MySQL GROUP BY each comma separated value

Question

Before anyone comments, I did not design this database with comma separated values :) I have spent time trying to find the answer but all I could find was GROUP_CONCAT() which seemed to do the opposite of what I wanted.

I would like to GROUP BY each of the values within the comma separated value field.

SELECT round(avg(DATEDIFF( dateClosed , dateAded ) * 1.0), 2) AS avg, department
FROM tickets GROUP BY assignedto

the assignedto field is the comma separated value field

row1 54,69,555
row2 54,75,555
row3 75,555

DESIRED OUTPUT: an average rounded figure for each value in assignedto field grouped.

EDIT - TRYING TO TAKE THIS TO THE NEXT LEVEL: I want to include the ticket answer table to get the first response for that ticket, use its datetime field to work out the average response time for each user.
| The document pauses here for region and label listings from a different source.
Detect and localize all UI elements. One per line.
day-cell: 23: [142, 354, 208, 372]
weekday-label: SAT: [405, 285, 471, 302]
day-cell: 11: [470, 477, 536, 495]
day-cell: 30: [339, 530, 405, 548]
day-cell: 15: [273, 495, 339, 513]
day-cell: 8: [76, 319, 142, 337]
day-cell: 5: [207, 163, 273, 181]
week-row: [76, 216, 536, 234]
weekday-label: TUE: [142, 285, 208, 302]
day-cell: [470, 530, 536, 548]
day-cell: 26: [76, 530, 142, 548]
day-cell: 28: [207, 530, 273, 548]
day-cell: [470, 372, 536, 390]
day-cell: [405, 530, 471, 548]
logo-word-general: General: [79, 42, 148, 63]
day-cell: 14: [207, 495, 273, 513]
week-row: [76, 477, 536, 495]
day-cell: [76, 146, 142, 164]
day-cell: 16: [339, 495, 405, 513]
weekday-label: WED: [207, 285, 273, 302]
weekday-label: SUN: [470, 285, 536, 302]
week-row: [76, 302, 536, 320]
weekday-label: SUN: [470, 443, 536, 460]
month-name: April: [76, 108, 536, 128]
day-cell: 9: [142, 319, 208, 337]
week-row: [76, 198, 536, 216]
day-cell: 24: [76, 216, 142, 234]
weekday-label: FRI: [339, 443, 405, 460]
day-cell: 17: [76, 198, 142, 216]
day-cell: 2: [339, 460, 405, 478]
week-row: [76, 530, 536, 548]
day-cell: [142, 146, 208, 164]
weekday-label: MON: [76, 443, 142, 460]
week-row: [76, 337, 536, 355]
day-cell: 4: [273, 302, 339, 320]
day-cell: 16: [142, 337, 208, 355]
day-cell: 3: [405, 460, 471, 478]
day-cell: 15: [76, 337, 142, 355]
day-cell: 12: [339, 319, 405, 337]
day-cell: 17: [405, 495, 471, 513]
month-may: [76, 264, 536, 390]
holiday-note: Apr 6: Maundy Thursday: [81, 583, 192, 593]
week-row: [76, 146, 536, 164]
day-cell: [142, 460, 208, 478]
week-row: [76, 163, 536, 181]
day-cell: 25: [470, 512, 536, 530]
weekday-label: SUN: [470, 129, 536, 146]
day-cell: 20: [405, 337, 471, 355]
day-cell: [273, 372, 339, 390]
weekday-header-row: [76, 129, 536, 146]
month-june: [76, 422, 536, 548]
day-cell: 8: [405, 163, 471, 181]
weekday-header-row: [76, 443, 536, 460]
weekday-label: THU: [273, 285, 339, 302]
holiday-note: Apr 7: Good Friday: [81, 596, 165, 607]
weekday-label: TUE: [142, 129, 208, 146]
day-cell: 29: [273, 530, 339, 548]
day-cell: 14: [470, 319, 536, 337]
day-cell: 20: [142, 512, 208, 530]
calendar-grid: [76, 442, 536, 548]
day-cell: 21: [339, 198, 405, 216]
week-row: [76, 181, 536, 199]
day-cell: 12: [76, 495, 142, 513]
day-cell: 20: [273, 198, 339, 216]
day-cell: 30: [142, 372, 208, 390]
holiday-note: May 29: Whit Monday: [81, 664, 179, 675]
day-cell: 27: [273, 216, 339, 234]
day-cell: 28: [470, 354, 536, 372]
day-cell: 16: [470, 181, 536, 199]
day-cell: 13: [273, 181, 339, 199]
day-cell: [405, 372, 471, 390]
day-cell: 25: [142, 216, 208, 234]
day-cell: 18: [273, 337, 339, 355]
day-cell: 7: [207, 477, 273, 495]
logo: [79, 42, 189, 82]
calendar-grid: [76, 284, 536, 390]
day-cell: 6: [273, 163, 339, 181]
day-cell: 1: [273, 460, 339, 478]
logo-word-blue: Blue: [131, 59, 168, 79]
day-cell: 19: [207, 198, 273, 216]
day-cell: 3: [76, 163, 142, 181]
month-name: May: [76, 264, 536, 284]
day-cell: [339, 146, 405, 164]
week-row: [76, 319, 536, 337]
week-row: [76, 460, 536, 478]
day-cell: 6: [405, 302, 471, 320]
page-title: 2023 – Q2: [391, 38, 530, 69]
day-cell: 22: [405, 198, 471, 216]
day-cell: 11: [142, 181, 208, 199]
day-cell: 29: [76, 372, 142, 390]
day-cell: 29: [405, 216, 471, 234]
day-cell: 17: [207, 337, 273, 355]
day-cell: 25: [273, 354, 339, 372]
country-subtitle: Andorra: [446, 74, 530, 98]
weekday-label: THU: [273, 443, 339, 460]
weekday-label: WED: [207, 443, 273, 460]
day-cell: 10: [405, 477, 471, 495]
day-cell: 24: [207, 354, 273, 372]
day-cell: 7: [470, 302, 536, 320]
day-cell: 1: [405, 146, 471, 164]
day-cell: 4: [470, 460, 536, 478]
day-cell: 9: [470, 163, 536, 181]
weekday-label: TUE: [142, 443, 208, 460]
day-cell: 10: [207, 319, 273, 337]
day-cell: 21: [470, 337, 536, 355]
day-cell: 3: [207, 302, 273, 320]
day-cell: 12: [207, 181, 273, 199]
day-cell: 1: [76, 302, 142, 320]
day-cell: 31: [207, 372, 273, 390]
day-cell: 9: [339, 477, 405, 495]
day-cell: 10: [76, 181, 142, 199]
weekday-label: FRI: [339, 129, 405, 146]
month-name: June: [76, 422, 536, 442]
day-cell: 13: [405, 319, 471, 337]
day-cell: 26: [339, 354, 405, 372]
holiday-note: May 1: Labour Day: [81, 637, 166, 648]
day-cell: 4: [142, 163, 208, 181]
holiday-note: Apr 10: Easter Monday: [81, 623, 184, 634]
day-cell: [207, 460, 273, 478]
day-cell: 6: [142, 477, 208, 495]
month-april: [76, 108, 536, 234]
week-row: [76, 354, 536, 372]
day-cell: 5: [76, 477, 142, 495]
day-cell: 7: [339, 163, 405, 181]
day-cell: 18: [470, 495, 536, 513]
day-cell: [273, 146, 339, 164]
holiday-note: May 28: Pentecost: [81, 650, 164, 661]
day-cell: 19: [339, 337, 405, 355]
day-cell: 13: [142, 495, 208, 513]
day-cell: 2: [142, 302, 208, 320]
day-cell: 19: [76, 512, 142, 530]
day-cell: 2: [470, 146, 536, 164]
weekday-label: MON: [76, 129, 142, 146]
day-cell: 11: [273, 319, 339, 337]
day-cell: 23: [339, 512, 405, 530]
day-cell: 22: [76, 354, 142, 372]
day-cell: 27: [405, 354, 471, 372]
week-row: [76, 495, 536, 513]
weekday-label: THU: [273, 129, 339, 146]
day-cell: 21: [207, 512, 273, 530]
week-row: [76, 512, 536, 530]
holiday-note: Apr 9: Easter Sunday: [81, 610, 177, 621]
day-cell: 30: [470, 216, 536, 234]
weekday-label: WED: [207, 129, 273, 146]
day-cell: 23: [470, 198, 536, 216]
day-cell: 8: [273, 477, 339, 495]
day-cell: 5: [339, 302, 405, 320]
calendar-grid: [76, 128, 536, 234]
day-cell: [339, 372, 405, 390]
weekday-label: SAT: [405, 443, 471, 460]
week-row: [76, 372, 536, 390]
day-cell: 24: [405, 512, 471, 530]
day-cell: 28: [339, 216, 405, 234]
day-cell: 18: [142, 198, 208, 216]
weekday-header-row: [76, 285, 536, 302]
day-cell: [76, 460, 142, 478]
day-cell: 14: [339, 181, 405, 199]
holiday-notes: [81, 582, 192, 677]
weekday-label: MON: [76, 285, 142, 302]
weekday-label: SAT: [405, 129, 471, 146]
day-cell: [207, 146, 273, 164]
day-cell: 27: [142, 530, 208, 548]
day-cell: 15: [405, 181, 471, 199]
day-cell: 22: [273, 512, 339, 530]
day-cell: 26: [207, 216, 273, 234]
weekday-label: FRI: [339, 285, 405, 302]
SELECT a.id as theuser, round(avg(DATEDIFF( ta.dateAded , t.dateAded ) * 1.0), 2) as avg
FROM tickets t join
     mdl_user a
     on find_in_set(a.id, t.assignedto) > 0
INNER JOIN (SELECT MIN(ta.dateAded) as started FROM ticketanswer GROUP BY ta.ticketId) ta ON t.id = ta.ticketId
GROUP BY a.id ORDER BY avg ASC

Answer 1

Yuck. You can do this, assuming you know the maximum number of assignments. Here is an approach:

select substring_index(substring_index(assignedto, ',', n.n), ',', -1) as assignedto,
       round(avg(DATEDIFF( dateClosed , dateAded ) * 1.0), 2) as avg
from tickets t join
     (select 1 as n union all select 2 union all select 3)
     on length(assignedto) - length(replace(assignedto, ',', '')) < n.n
group by substring_index(substring_index(assignedto, ',', n.n), ',', -1);

Or, an easier way if you have a list of assigned values, say in an AssignedTo table:

select a.assignedto, round(avg(DATEDIFF( dateClosed , dateAded ) * 1.0), 2) as avg
from tickets t join
     assignedto a
     on find_in_set(a.assignedto, t.assignedto) > 0
group by a.assignedto;

I'm sorry you have to deal with this malformed database structure.